AmResearch

Kossan Rubber - 9MFY15 earnings meet expectations

kiasutrader
Publish date: Fri, 20 Nov 2015, 02:13 PM

· We downgrade Kossan Rubber Industries from BUY to HOLD with a revised fair value of RM9.40/share. This is based on an unchanged PE of 27x over rolled-forward FY16F earnings. Our downgrade is mainly due to its rich valuations and the limited upside potential to our fair value (+6%) post its strong share price performance this year.

· Kossan’s share price has doubled YTD. The stock’s rally was in tandem with its peers’ average YTD increase of +78%. In comparison, the FBM KLCI had declined by 5.8% over the same period. Correspondingly, Kossan’s PE has expanded to 25x-28x its FY15F-FY16F earnings, +3.5SD to +4SD above its 5-year mean of 12x.

· We opine that further upside from its favorable USD exposure, which in part spurred the surge in rubber glove stocks (including Kossan’s), may be limited moving forward as the exchange rate appears to have stabilized. Additionally, we believe that the share price has already incorporated its strong earnings growth momentum (3-year CAGR of 22%).

· Kossan's 9MFY15 results were in line with our and market’s expectations. It reported a 3QFY15 net profit of RM55mil to extend its 9MFY15 earnings to RM148mil. · Its dividend quantum, however, surprised on the upside as it declared an interim DPS of 5.5 sen vs the usual 3.5 sen. Based on management’s guidance of a 40% payout for FY15F and 50% payout for FY16F, we have tweaked upwards our gross DPS to 12.5 sen and 17.5 sen. Yields are ~2%.

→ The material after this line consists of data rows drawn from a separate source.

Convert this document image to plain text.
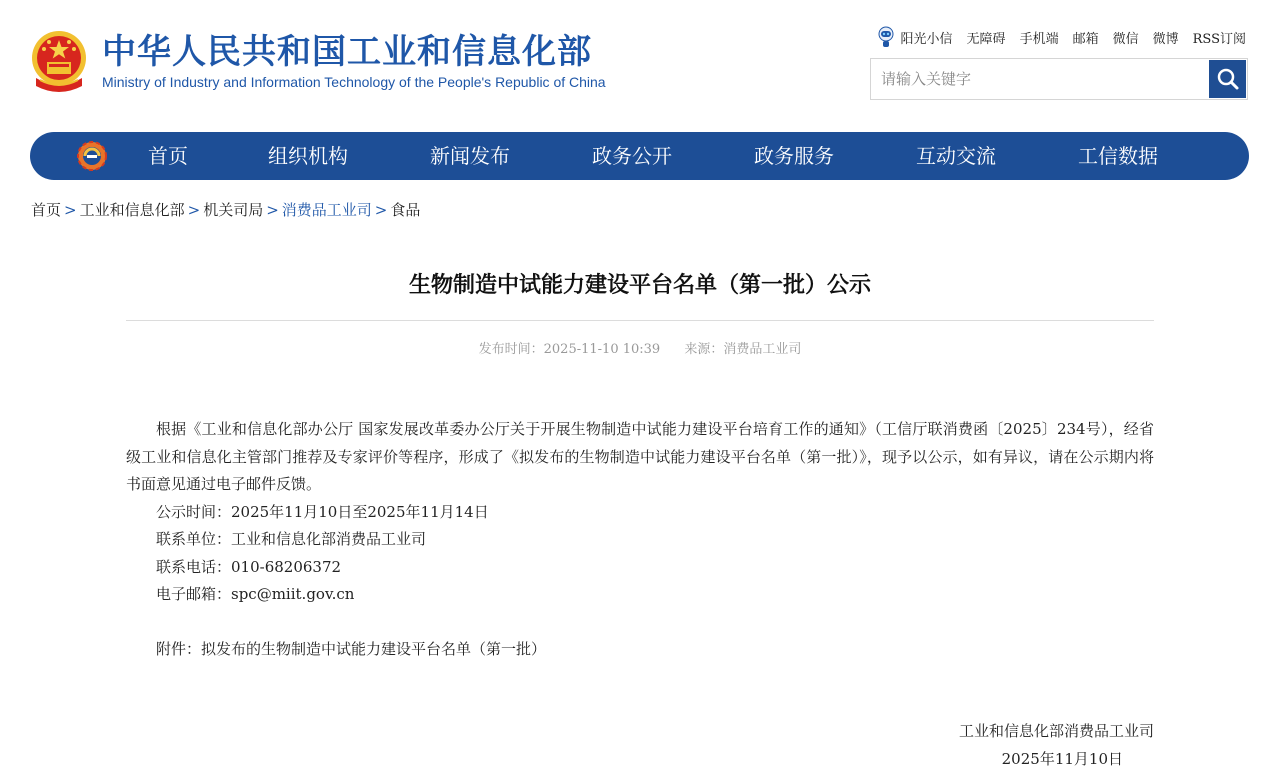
中华人民共和国工业和信息化部
Ministry of Industry and Information Technology of the People's Republic of China
阳光小信 无障碍 手机端 邮箱 微信 微博 RSS订阅
请输入关键字
首页	组织机构	新闻发布	政务公开	政务服务	互动交流	工信数据
首页 > 工业和信息化部 > 机关司局 > 消费品工业司 > 食品
生物制造中试能力建设平台名单（第一批）公示
发布时间：2025-11-10 10:39 来源：消费品工业司

根据《工业和信息化部办公厅 国家发展改革委办公厅关于开展生物制造中试能力建设平台培育工作的通知》（工信厅联消费函〔2025〕234号），经省级工业和信息化主管部门推荐及专家评价等程序，形成了《拟发布的生物制造中试能力建设平台名单（第一批）》，现予以公示，如有异议，请在公示期内将书面意见通过电子邮件反馈。

公示时间：2025年11月10日至2025年11月14日

联系单位：工业和信息化部消费品工业司

联系电话：010-68206372

电子邮箱：spc@miit.gov.cn

附件：拟发布的生物制造中试能力建设平台名单（第一批）

工业和信息化部消费品工业司
2025年11月10日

· The significant jump in Kossan’s 9MFY15 bottom line (YoY: +40%) came on the back of a healthy 28% growth in turnover as the ASP declines (in tandem with lower raw material costs) were outweighed by the sizeable increase in sales volumes (+34%). The latter was due to the availability of new capacity from its Plants 2 and 3 which began commercial operations in June 2015.

· On a sequential basis, 3QFY15 net profit rose by 16%, tracking its 15% increase in revenue. The quarter’s strong performance was also aided by growing contribution from its clean room division and improvements in its TRP business.

· Kossan’s 9MFY15 EBITDA margin had increased by 1.3ppts YoY to 20.5%, surpassing its previous peak of 19% back in FY09/10. The margin expansion can be attributed to the group’s lower input costs, more efficient operations (including high utilisation rates) and improved product mix (9MFY15 NBR:NR glove split of 68:32 vs 9MFY14’s 60:40).

· Looking ahead, we expect Kossan’s earnings growth momentum to remain intact in 4QFY15 and to carry through to FY16F as its new capacities progressively come on stream and its older lines are overhauled. We gather that glove demand remains robust given that its upcoming capacities have all been contracted for.